The new documentary Spaces of Exception draws parallels between the experiences of oppression and resistance in Native American reservations and Palestinian refugee camps.
Documentary is now enjoying increased attention and respect as an innovative cinematic form in its own right. Freed from an expectation to mimic the pretence to objectivity of journalistic reporting with its formula of opposed talking heads, directors have been experimenting more with the possibilities of documentary as a tool of advocacy, activism and community mobilisation.
In a panel titled «Documentary Expanded» at the inaugural Sharjah Film Platform in the United Arab Emirates this month, a new launchpad for Arab cinema from the region and a meeting point for critical engagement, documentarian Malek Rasamny set out a vision of himself and his colleagues as «transmitters». His concern is not just where stories are being sourced from but also where they are subsequently taken to through the end product’s screening; what lines of communication and access between disparate groups are enabled. Rasamny, who is based between New York and Beirut, co-directed Spaces of Exception (2018) with Matt Peterson, a documentary that had its world premiere in Sharjah, and which was created by the pair in the hope that it will function as a conduit of transnational solidarity for the territorially oppressed.
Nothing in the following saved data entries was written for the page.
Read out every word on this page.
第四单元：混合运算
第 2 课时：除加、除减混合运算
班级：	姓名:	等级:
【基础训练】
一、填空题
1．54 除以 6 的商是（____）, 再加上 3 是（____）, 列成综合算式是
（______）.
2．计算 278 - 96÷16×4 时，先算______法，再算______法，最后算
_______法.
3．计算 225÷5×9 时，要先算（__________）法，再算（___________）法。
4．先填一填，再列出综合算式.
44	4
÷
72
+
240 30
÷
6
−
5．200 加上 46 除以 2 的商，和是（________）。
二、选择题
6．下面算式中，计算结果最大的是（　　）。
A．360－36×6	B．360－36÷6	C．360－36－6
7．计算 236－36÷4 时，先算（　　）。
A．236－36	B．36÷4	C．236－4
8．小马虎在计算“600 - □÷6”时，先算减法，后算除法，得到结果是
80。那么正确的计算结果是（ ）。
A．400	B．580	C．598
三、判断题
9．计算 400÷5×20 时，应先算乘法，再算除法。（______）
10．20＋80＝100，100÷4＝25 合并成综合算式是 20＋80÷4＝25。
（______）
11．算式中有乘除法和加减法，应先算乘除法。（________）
Land and the exercise of power
«In Navajo there is no word for relocation; to relocate means to disappear and never be seen again,» a Native American says in Spaces of Exception. The importance of a sense of place to a people’s collective identity and spiritual cohesion, and the systematic fracturing of such links by occupying forces who seize control of the means of definition and law-making of the land to exercise power, is explored in the documentary. Shot over the last four years, it draws a correlation between the experiences of indigenous people in North America, confined to parcels of land by white colonisers targeting their ancestral grounds, and Palestinians in the West Bank and Lebanon pushed into cramped, prison-like conditions by Israeli settlers. It cuts between numerous reservations and refugee camps as residents discuss their struggles for autonomy.
«In Navajo there is no word for relocation; to relocate means to disappear and never be seen again» – from Spaces of Exception
While the conflation of these disparate experiences is reductive in its broad sweep (the specific, complicated context of Israel’s establishment and the role played by European antisemitism in the region’s ethnic divisions is cursorily glossed over), the valid point is powerfully made that dehumanisation by oppression is a global phenomenon, the operational modes of which are all too typical. Moving with seeming effortlessness from spot to spot, the filmmakers use their privileged mobility to set themselves up as message carriers of the good fight. They intend to bring Spaces of Exception back to its documented locations for screenings so that its stories can have reach beyond the film festival circuit to places where they will resonate the most – the kind of exchange of ideas between similarly afflicted defiant forces that isolation, designed by ruling powers, attempts to prevent.
Visible existence as resistance
The term «spaces of exception» (coined by German pro-dictatorship thinker Carl Schmitt) springs from a conception of power that enables extreme deviations from the law to be normalised in spaces where the status of inhabitants, as humans and citizens, has been diminished or rejected by the state. The very existence and continued visibility of a people marked as undesirable is regarded as provocation by their oppressors, and so it is with the reservations and camps in the film – they are cordoned off in order to contain them.
Reservations ostensibly enable self-governance but have been cynically used to limit tribal land dominion.
Reservations ostensibly enable self-governance but have been cynically used to limit tribal land dominion. In the Sioux, Mohawk and Navajo reservations visited in the film, colonisers’ deadly methods of erasing Native American cultural identity are devastatingly apparent. A shuttered casino on a Mohawk reservation in New York state – a focal point of internal tribal tension between traditionalists and assimilationists who endorse attracting tourists for gambling, illegal outside the reservation, as a business «for survival» – stands full of disused slot machines. It’s a stark image of the strangulated options for a people shut off from the life source of their shrunken and fragmented ancestral lands; the circumscribing of tribal agency through the imposition of colonial corporate models, little suited to traditional life, that vampirically feed cycles of vulnerability and addiction. Those not wiped out militarily have been spiritually and psychologically assaulted by a denial of language and customs and their enforced replacement with white ways that are not passed on with the necessary tools to imitate these prosperously – a void that has only been deepened by the disastrous introduction of alcohol into the mix.
Life itself is always a raw, potentially subversive force.
The impoverished conditions inside the Palestinian refugee camps, their streets overhung with exposed electrical wires (which cause not infrequent deaths, we learn) echo this manner of economic oppression and life as imperilled, insecure subsistence. But under the violent politics of erasure – when identity is regarded already as an indictment, suspiciously perused from patrolling American police cars, or Israeli checkpoints – visible existence («the mere fact of my breathing in the heart of the camp,» as one Palestinian woman puts it) becomes a form of resistance. Life itself is always a raw, potentially subversive force, and to persist on one’s own terms while affirming others doing the same is the very essence of solidarity in freedom.